I think closures and arrays/vecs/slices could also be simplified a great deal by not guaranteeing anything about where they’re allocated, though I haven’t worked out all the details.

Such a language would almost certainly also use green threads, and have a simple CSP/actor model like Go does. There’d be no reason to have “zero cost” futures and async/await like we do in Rust. This would impose a runtime, but that’s fine - we’re not creating a systems language. I already said earlier that we’d probably have garbage collection, after all.
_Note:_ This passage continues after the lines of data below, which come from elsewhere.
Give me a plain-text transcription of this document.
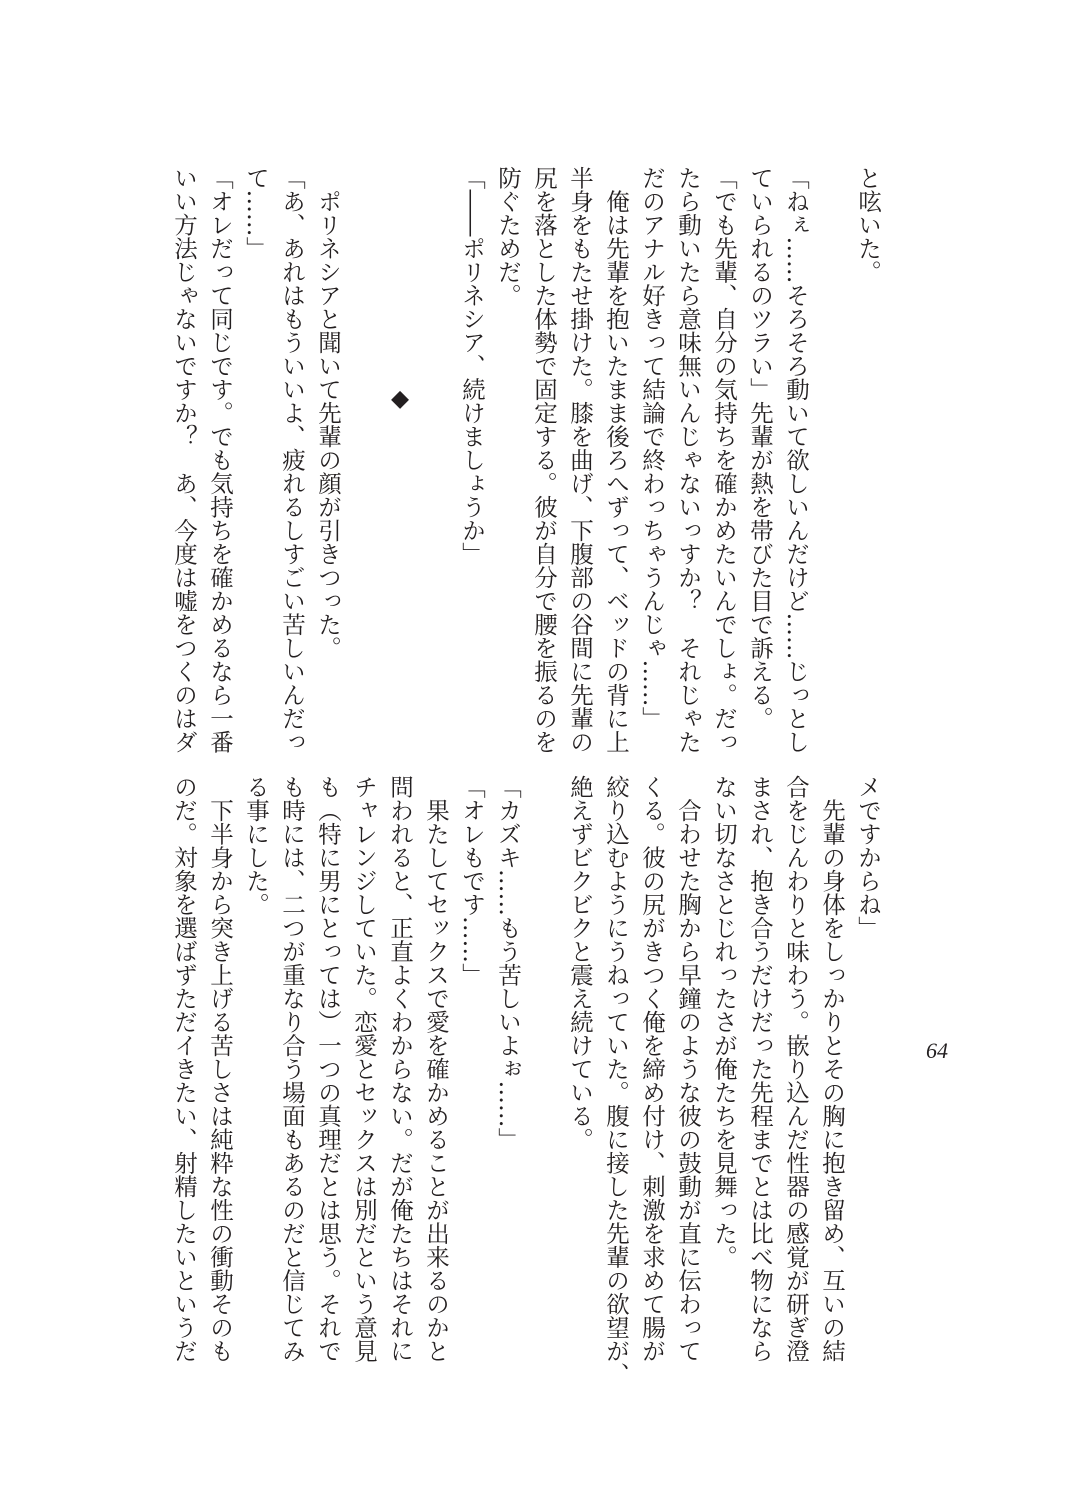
と呟いた。

「ねぇ……そろそろ動いて欲しいんだけど……じっとし
ていられるのツラい」先輩が熱を帯びた目で訴える。
「でも先輩、自分の気持ちを確かめたいんでしょ。だっ
たら動いたら意味無いんじゃないっすか？　それじゃた
だのアナル好きって結論で終わっちゃうんじゃ……」
　俺は先輩を抱いたまま後ろへずって、ベッドの背に上
半身をもたせ掛けた。膝を曲げ、下腹部の谷間に先輩の
尻を落とした体勢で固定する。彼が自分で腰を振るのを
防ぐためだ。
「――ポリネシア、続けましょうか」

◆

　ポリネシアと聞いて先輩の顔が引きつった。
「あ、あれはもういいよ、疲れるしすごい苦しいんだっ
て……」
「オレだって同じです。でも気持ちを確かめるなら一番
いい方法じゃないですか？　あ、今度は嘘をつくのはダ
メですからね」
　先輩の身体をしっかりとその胸に抱き留め、互いの結
合をじんわりと味わう。嵌り込んだ性器の感覚が研ぎ澄
まされ、抱き合うだけだった先程までとは比べ物になら
ない切なさとじれったさが俺たちを見舞った。
　合わせた胸から早鐘のような彼の鼓動が直に伝わって
くる。彼の尻がきつく俺を締め付け、刺激を求めて腸が
絞り込むようにうねっていた。腹に接した先輩の欲望が、
絶えずビクビクと震え続けている。

「カズキ……もう苦しいよぉ……」
「オレもです……」
　果たしてセックスで愛を確かめることが出来るのかと
問われると、正直よくわからない。だが俺たちはそれに
チャレンジしていた。恋愛とセックスは別だという意見
も（特に男にとっては）一つの真理だとは思う。それで
も時には、二つが重なり合う場面もあるのだと信じてみ
る事にした。
　下半身から突き上げる苦しさは純粋な性の衝動そのも
のだ。対象を選ばずただイきたい、射精したいというだ	64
And there are also many things I’m not sure about. I’m not sure that basing the interface polymorphism on Haskell type classes would be the best decision for this language (though I love it for Rust). I’m not sure what kind of metaprogramming facilities the language should have (I would not include macro_rules-style macros without a long iterative design process that ours did not get.) I’m not sure what I would change about cargo - probably nothing fundamental, cargo is great.

But the biggest thing I’m unsure about - and the most controversial - is error handling. I would probably experiment with exceptions if I were making this language. I believe that all of the big problems with exceptions are solved by those core benefits of Rust I described initially, which provide strong guarantees that program state will be correctly cleaned up as a program crashes, and correctly restored as the crash is halted. I think I would at least make panicking the normal response to most IO failures. (Even with exceptions users could still use Result for the kinds of errors exceptions don’t make sense for).

I would expect this language to have performance characteristics similar to Java or Go, and to be viable for all the use cases they are (plus on the front end!) It would introduce some additional complexity in the form of ownership and borrowing, but would not be nearly the slog for new users that Rust currently is. And in exchange you would get a language which prevents a huge class of errors that no other imperative language except Rust helps you with today.

Finally, if I were creating a non-systems language today, even if I weren’t taking this advice, I would do this one important additional thing. I would be careful to design and implement the compiler so that it could be embedded in different runtimes, and I would have two primary targets: an LLVM based one creating a standalone binary on the mainstream UNIX and windows OSes, and a WASM target that would be intended to use the host VM’s runtime for threads, garbage collection, and so on. This is the best decision anyone creating a new production-ready language in 2019 could make if they want to see widespread adoption.

Oh and of course, I would implement this language and its runtime in Rust!